TAS reviewed both speakers, but by different reviewers.
Chris Martens reviewed the
Mirage OMD-28.
Robert Harley reviewed the
Revel Ultima Salon2.
Kevin Voecks, designer of the Revel, was previously a designer at Snell and before that, Mirage. Both speakers use a continuous curved enclosure, a spaced plinth, and down-firing port. Another person on the Revel design team was Floyd Toole, who used to run Canada's National Research Council where Mirage (and Paradigm and PSB) did much of their speaker/room interaction research. Voecks also did a lot of research at the NRC.
GIven Toole's and Voecks' backgrounds, even though the Mirage is an omni of sorts, both the Mirage and Revel will have wide dispersion and energize the room in a similar way. Even though the Revel has no rear-firing drivers (the Salon1 did), all drivers are mounted for very wide dispersion and a large room-friendly sweet spot.

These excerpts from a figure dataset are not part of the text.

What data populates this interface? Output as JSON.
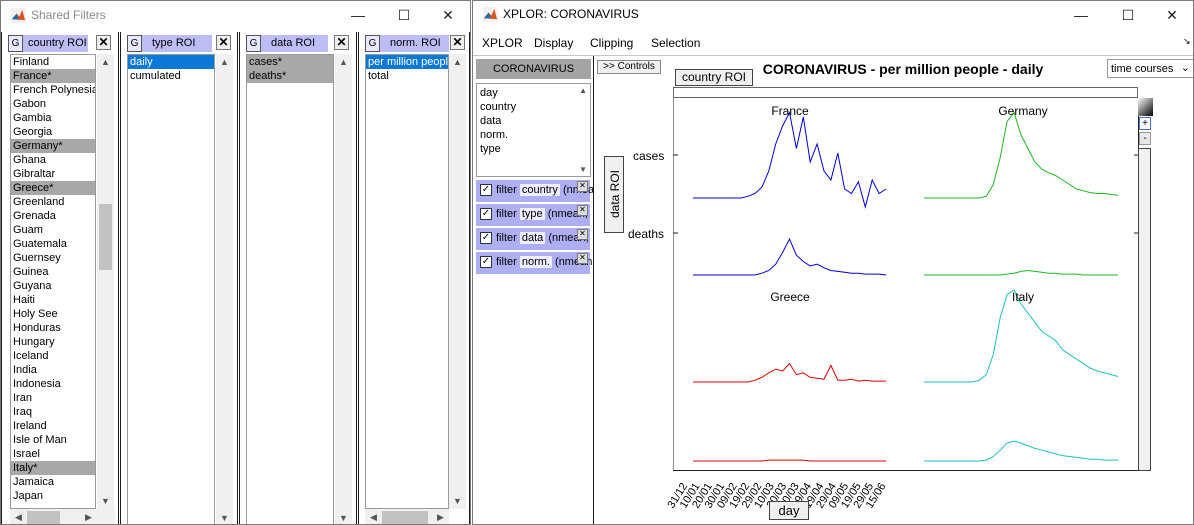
{
  "shared_filters": {
    "title": "Shared Filters",
    "window_controls": {
      "minimize": "—",
      "maximize": "☐",
      "close": "✕"
    },
    "panels": [
      {
        "key": "country",
        "g": "G",
        "label": "country ROI",
        "close": "✕",
        "items": [
          {
            "t": "Finland",
            "s": ""
          },
          {
            "t": "France*",
            "s": "sel"
          },
          {
            "t": "French Polynesia",
            "s": ""
          },
          {
            "t": "Gabon",
            "s": ""
          },
          {
            "t": "Gambia",
            "s": ""
          },
          {
            "t": "Georgia",
            "s": ""
          },
          {
            "t": "Germany*",
            "s": "sel"
          },
          {
            "t": "Ghana",
            "s": ""
          },
          {
            "t": "Gibraltar",
            "s": ""
          },
          {
            "t": "Greece*",
            "s": "sel"
          },
          {
            "t": "Greenland",
            "s": ""
          },
          {
            "t": "Grenada",
            "s": ""
          },
          {
            "t": "Guam",
            "s": ""
          },
          {
            "t": "Guatemala",
            "s": ""
          },
          {
            "t": "Guernsey",
            "s": ""
          },
          {
            "t": "Guinea",
            "s": ""
          },
          {
            "t": "Guyana",
            "s": ""
          },
          {
            "t": "Haiti",
            "s": ""
          },
          {
            "t": "Holy See",
            "s": ""
          },
          {
            "t": "Honduras",
            "s": ""
          },
          {
            "t": "Hungary",
            "s": ""
          },
          {
            "t": "Iceland",
            "s": ""
          },
          {
            "t": "India",
            "s": ""
          },
          {
            "t": "Indonesia",
            "s": ""
          },
          {
            "t": "Iran",
            "s": ""
          },
          {
            "t": "Iraq",
            "s": ""
          },
          {
            "t": "Ireland",
            "s": ""
          },
          {
            "t": "Isle of Man",
            "s": ""
          },
          {
            "t": "Israel",
            "s": ""
          },
          {
            "t": "Italy*",
            "s": "sel"
          },
          {
            "t": "Jamaica",
            "s": ""
          },
          {
            "t": "Japan",
            "s": ""
          }
        ]
      },
      {
        "key": "type",
        "g": "G",
        "label": "type ROI",
        "close": "✕",
        "items": [
          {
            "t": "daily",
            "s": "hl"
          },
          {
            "t": "cumulated",
            "s": ""
          }
        ]
      },
      {
        "key": "data",
        "g": "G",
        "label": "data ROI",
        "close": "✕",
        "items": [
          {
            "t": "cases*",
            "s": "sel"
          },
          {
            "t": "deaths*",
            "s": "sel"
          }
        ]
      },
      {
        "key": "norm",
        "g": "G",
        "label": "norm. ROI",
        "close": "✕",
        "items": [
          {
            "t": "per million people",
            "s": "hl"
          },
          {
            "t": "total",
            "s": ""
          }
        ]
      }
    ]
  },
  "xplor": {
    "title": "XPLOR: CORONAVIRUS",
    "window_controls": {
      "minimize": "—",
      "maximize": "☐",
      "close": "✕"
    },
    "menu": [
      "XPLOR",
      "Display",
      "Clipping",
      "Selection"
    ],
    "sidebar": {
      "header": "CORONAVIRUS",
      "dims": [
        "day",
        "country",
        "data",
        "norm.",
        "type"
      ],
      "filters": [
        {
          "pre": "filter",
          "chip": "country",
          "post": "(nmea"
        },
        {
          "pre": "filter",
          "chip": "type",
          "post": "(nmean,"
        },
        {
          "pre": "filter",
          "chip": "data",
          "post": "(nmean,"
        },
        {
          "pre": "filter",
          "chip": "norm.",
          "post": "(nmean"
        }
      ]
    },
    "controls_button": ">> Controls",
    "plot_title": "CORONAVIRUS - per million people - daily",
    "display_mode": {
      "selected": "time courses"
    },
    "country_roi_label": "country ROI",
    "data_roi_label": "data ROI",
    "day_label": "day",
    "zoom_plus": "+",
    "zoom_minus": "-",
    "row_labels": [
      "cases",
      "deaths"
    ]
  },
  "chart_data": {
    "type": "line",
    "title": "CORONAVIRUS - per million people - daily",
    "x_tick_labels": [
      "31/12",
      "10/01",
      "20/01",
      "30/01",
      "09/02",
      "19/02",
      "29/02",
      "10/03",
      "20/03",
      "30/03",
      "09/04",
      "19/04",
      "29/04",
      "09/05",
      "19/05",
      "29/05",
      "15/06"
    ],
    "row_labels": [
      "cases",
      "deaths"
    ],
    "grid": false,
    "panels": [
      {
        "country": "France",
        "color": "#0000d0",
        "cases": [
          0,
          0,
          0,
          0,
          0,
          0,
          0,
          0,
          0.02,
          0.05,
          0.12,
          0.3,
          0.6,
          0.8,
          0.95,
          0.55,
          0.9,
          0.4,
          0.6,
          0.3,
          0.2,
          0.5,
          0.1,
          0.05,
          0.18,
          -0.1,
          0.2,
          0.05,
          0.1
        ],
        "deaths": [
          0,
          0,
          0,
          0,
          0,
          0,
          0,
          0,
          0,
          0,
          0.02,
          0.05,
          0.12,
          0.25,
          0.4,
          0.22,
          0.15,
          0.1,
          0.12,
          0.08,
          0.05,
          0.04,
          0.03,
          0.02,
          0.02,
          0.01,
          0.01,
          0.01,
          0
        ]
      },
      {
        "country": "Germany",
        "color": "#1cb81c",
        "cases": [
          0,
          0,
          0,
          0,
          0,
          0,
          0,
          0,
          0,
          0.02,
          0.15,
          0.45,
          0.85,
          0.95,
          0.7,
          0.55,
          0.4,
          0.32,
          0.28,
          0.25,
          0.2,
          0.15,
          0.1,
          0.08,
          0.06,
          0.05,
          0.05,
          0.04,
          0.03
        ],
        "deaths": [
          0,
          0,
          0,
          0,
          0,
          0,
          0,
          0,
          0,
          0,
          0,
          0,
          0.01,
          0.02,
          0.04,
          0.05,
          0.04,
          0.03,
          0.02,
          0.02,
          0.01,
          0.01,
          0.01,
          0,
          0,
          0,
          0,
          0,
          0
        ]
      },
      {
        "country": "Greece",
        "color": "#e00000",
        "cases": [
          0,
          0,
          0,
          0,
          0,
          0,
          0,
          0,
          0,
          0.02,
          0.05,
          0.1,
          0.14,
          0.12,
          0.2,
          0.08,
          0.1,
          0.05,
          0.04,
          0.03,
          0.18,
          0.02,
          0.02,
          0.03,
          0.01,
          0.02,
          0.01,
          0.01,
          0.01
        ],
        "deaths": [
          0,
          0,
          0,
          0,
          0,
          0,
          0,
          0,
          0,
          0,
          0,
          0.01,
          0.01,
          0.01,
          0.01,
          0.01,
          0.01,
          0,
          0,
          0,
          0,
          0,
          0,
          0,
          0,
          0,
          0,
          0,
          0
        ]
      },
      {
        "country": "Italy",
        "color": "#1cc0c0",
        "cases": [
          0,
          0,
          0,
          0,
          0,
          0,
          0,
          0,
          0.02,
          0.08,
          0.3,
          0.7,
          0.95,
          1.0,
          0.85,
          0.75,
          0.65,
          0.55,
          0.5,
          0.45,
          0.35,
          0.3,
          0.25,
          0.2,
          0.15,
          0.12,
          0.1,
          0.08,
          0.06
        ],
        "deaths": [
          0,
          0,
          0,
          0,
          0,
          0,
          0,
          0,
          0,
          0.01,
          0.05,
          0.12,
          0.2,
          0.22,
          0.2,
          0.17,
          0.14,
          0.12,
          0.1,
          0.08,
          0.06,
          0.05,
          0.04,
          0.03,
          0.02,
          0.02,
          0.01,
          0.01,
          0.01
        ]
      }
    ]
  }
}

The Revel was triple the price of the OMD-28. All the cone drivers are titanium; the tweeter is a beryllium dome. The Mirage uses a titanium dome tweeter and fiberglass/carbon fiber cone drivers. The Mirage tweeter is smooth, detailed, and very nice, but beryllium is much lighter and faster, more extended, and while the titanium dome's resonant peak (which all metal dome tweeters have) is well beyond audibility, the resonant peak of beryllium domes is at least an octave more beyond audibility. The Mirage tweeter is very sweet and smooth, but not in the league with beryllium.